[The White Ladies of Worcester by Florence L. Barclay]@TWC D-Link bookThe White Ladies of Worcester CHAPTER XXXIII 4/11
She would count the passing feet. The young lay-sister who carried the light, stumped up the steps, and set down the lantern with a clatter.
She plumped on to her knees opposite to Mary Antony. "Sister Mary Rebecca leads to-day," she chanted in a low voice, "and all the way hath stepped upon my heels." But Mary Antony took no notice of this information, which, at any other time, would have delighted her. Head bowed, eyes on the ground, she awaited the passing feet. They came, moving slow and sedate. They passed--stepping two by two, out of her range of vision; moving along the cloister, dying away in the distance. All had passed. Nay! Not all? Another comes! Surely, another comes? Sister Abigail, lifting the lantern, rose up noisily. "What wait you for, Sister Antony? The holy Ladies have by now entered their cells." Mary Antony lifted startled eyes. The golden bars of sunlight fell across an empty cloister. A few white figures in the passage, seen in the distance through the open door, were vanishing, one by one, into their cells. Mary Antony covered her dismay with indignation. "Be off, thou impudent hussy! Hold thy noisy tongue and hang thy rattling lantern on a nail; or, better still, hold thy lantern, and hang thyself, holding it, upon the nail.

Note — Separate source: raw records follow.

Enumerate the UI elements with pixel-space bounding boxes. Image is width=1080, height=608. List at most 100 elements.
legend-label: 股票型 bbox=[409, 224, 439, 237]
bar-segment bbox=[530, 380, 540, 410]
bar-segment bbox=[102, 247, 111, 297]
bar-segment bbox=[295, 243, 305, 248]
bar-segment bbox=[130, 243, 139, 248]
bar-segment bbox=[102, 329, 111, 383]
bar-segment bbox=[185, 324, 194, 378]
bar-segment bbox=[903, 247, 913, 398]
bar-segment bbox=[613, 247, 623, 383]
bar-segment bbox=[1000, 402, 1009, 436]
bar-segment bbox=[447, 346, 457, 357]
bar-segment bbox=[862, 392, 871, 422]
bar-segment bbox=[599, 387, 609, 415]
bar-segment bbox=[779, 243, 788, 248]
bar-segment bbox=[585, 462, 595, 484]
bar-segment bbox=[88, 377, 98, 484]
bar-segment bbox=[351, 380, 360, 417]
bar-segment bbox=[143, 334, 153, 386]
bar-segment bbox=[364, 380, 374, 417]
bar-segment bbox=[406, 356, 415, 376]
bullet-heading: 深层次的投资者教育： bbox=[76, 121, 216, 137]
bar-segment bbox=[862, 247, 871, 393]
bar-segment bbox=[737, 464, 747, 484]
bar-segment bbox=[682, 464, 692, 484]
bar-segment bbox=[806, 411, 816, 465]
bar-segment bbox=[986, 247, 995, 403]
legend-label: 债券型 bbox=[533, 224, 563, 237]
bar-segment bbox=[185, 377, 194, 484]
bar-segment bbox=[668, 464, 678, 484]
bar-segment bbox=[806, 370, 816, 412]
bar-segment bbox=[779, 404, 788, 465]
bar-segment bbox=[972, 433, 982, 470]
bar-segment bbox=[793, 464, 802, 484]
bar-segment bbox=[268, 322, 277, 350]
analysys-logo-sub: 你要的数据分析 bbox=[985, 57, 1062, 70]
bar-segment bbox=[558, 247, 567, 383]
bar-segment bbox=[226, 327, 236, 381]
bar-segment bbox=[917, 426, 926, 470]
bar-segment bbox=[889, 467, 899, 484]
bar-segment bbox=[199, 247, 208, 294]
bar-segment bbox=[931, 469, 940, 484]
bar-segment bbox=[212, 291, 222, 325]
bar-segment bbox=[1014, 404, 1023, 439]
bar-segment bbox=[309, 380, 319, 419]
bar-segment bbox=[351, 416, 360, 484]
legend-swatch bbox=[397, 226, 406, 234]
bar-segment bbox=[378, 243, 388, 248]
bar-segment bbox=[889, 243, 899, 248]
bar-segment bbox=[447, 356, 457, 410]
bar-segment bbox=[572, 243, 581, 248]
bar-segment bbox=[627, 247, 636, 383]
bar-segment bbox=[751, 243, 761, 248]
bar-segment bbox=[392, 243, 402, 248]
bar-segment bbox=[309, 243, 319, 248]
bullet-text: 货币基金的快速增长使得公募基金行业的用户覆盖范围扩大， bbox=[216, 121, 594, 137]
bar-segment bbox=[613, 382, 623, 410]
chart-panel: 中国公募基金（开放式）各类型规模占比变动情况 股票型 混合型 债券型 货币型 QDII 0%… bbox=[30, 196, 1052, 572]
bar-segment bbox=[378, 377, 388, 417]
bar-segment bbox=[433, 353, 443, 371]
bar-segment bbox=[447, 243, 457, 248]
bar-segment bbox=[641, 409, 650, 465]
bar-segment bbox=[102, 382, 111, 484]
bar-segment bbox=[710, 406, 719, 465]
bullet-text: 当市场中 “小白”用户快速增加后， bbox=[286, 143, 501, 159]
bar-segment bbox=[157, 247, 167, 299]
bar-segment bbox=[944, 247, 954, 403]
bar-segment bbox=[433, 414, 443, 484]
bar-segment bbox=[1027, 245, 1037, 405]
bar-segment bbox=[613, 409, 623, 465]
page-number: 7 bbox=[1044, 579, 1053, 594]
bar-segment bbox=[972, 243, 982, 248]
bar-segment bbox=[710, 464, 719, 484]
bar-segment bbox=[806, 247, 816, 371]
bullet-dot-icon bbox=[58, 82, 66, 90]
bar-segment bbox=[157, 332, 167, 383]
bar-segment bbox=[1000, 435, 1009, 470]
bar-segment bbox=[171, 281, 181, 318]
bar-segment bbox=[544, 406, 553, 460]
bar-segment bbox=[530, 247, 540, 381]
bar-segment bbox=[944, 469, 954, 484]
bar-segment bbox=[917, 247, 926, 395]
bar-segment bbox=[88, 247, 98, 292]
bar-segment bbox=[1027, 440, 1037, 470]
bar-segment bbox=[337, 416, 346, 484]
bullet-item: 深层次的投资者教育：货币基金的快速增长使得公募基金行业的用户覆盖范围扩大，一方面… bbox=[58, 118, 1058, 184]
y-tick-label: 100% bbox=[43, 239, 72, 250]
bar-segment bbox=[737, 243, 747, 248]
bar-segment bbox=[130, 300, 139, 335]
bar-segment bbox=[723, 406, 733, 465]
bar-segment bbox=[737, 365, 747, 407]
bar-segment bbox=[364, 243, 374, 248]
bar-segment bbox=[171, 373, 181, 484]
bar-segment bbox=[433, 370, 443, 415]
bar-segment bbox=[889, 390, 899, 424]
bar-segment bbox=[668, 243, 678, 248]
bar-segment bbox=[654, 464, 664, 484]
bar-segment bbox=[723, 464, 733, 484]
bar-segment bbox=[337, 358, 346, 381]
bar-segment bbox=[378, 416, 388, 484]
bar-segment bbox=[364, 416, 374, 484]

If I am piously minded to pray here until sunset, that is no concern of thine.
Be off, I say!" Left alone, Mary Antony slowly opened her right hand, and peered into the palm. One pea lay within it. She went over to the seat and counted, with trembling fingers, the peas from her left hand. Twenty-four! One holy Lady had therefore not returned.
This must be reported at once to the Reverend Mother.